During the course of the study 3 infants acquired HIV (1 ZDV/dsNVP and 2 HAART) and CMV was detected in 84% of infant plasma by 1 year of age. Comparing the Kaplan-Meier survival curves for CMV DNA, both groups showed similar curves until three months. At three months the curves diverged and the probability of CMV infection was found to be significantly lower in the HAART groups compared to the ZDV/dsNVP arm at six and twelve months of age. The median time to CMV infection also differed between groups with the HAART and ZDV/dsNVP groups being 3.1 and 3 months respectively. In regards to the health of the mother, there was no association between risk of CMV infection and early breast milk viral load, baseline plasma HIV load, or CD4 T cells percent. In sampling the breast milk the researchers found that CMV was present by 1 week postpartum in 72% of women and in 98% of milk samples by 2 weeks. Interestingly, at 1 week there were more frequent and higher levels of CMV DNA found in breast milk from the HAART treated mothers than the ZDV/dsNVP group. Overall CMV viral load peaked at 3-4 weeks then slowly declined, showing slower decline in the HAART group. Contrary to what the researchers thought, HAART treatment lead to higher levels of CMV in breast milk even though the risk for CMV transmission was reduced in this group. Therefore, the researches conclude that HAART does decrease risk of infant CMV transmission however this risk reduction is not mediated through CMV load decrease in breast milk.

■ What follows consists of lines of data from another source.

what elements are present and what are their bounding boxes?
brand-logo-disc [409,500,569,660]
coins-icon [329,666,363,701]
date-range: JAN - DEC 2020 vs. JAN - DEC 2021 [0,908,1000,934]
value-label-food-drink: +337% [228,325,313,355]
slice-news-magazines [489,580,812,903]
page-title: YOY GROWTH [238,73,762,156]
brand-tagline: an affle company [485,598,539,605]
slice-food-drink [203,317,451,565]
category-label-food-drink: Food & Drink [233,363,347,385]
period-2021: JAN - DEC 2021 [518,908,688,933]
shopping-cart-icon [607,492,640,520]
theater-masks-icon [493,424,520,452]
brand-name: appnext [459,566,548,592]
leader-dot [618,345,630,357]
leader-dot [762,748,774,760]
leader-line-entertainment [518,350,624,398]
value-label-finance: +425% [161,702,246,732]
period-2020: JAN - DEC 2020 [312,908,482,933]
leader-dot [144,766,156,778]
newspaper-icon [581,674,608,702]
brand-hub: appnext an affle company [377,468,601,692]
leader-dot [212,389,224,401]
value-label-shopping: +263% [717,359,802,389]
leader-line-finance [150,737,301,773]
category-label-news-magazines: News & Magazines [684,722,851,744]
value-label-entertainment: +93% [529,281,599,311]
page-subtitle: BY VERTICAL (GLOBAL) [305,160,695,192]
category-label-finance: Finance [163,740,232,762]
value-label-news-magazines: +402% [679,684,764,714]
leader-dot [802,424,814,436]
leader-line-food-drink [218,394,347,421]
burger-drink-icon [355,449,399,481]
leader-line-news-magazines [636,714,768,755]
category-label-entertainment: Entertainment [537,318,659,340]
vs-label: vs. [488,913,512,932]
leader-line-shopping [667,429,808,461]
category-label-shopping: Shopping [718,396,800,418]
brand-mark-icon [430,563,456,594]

One of the researchers, Dr. Slyker explained “We were surprised to see an effect on CMV transmission but not on CMV DNA levels in breast milk, which we think is the major mode of CMV transmission in the first year of life. Other groups have also observed this in observational studies. Our next step is to explore maternal and infant immune mechanisms of protection.” The group hypothesizes that CMV load may be increased due to the changes in the inflammatory environment following HAART initiation and that earlier initiation of HAART may reduce this effect. They also hypothesize that maternal immune reconstitution due to HAART could contribute to the lower risk by improving passive transfer of anti-CMV antibodies from the mother to the infant thus reducing risk without affecting breast milk viral levels.
Funding for this study was provided by the National Institutes of Health.
Slyker JA,Richardson BA,Chung M,Atkinson C,Asbjornsdottir KH,Lehman D,Boeckh M,Emery V,Kiarie J,John-Stewart G. (2016). Maternal highly active antiretroviral therapy reduces vertical CMV transmission but does not reduce breast milk CMV levels. AIDS Res Hum Retroviruses.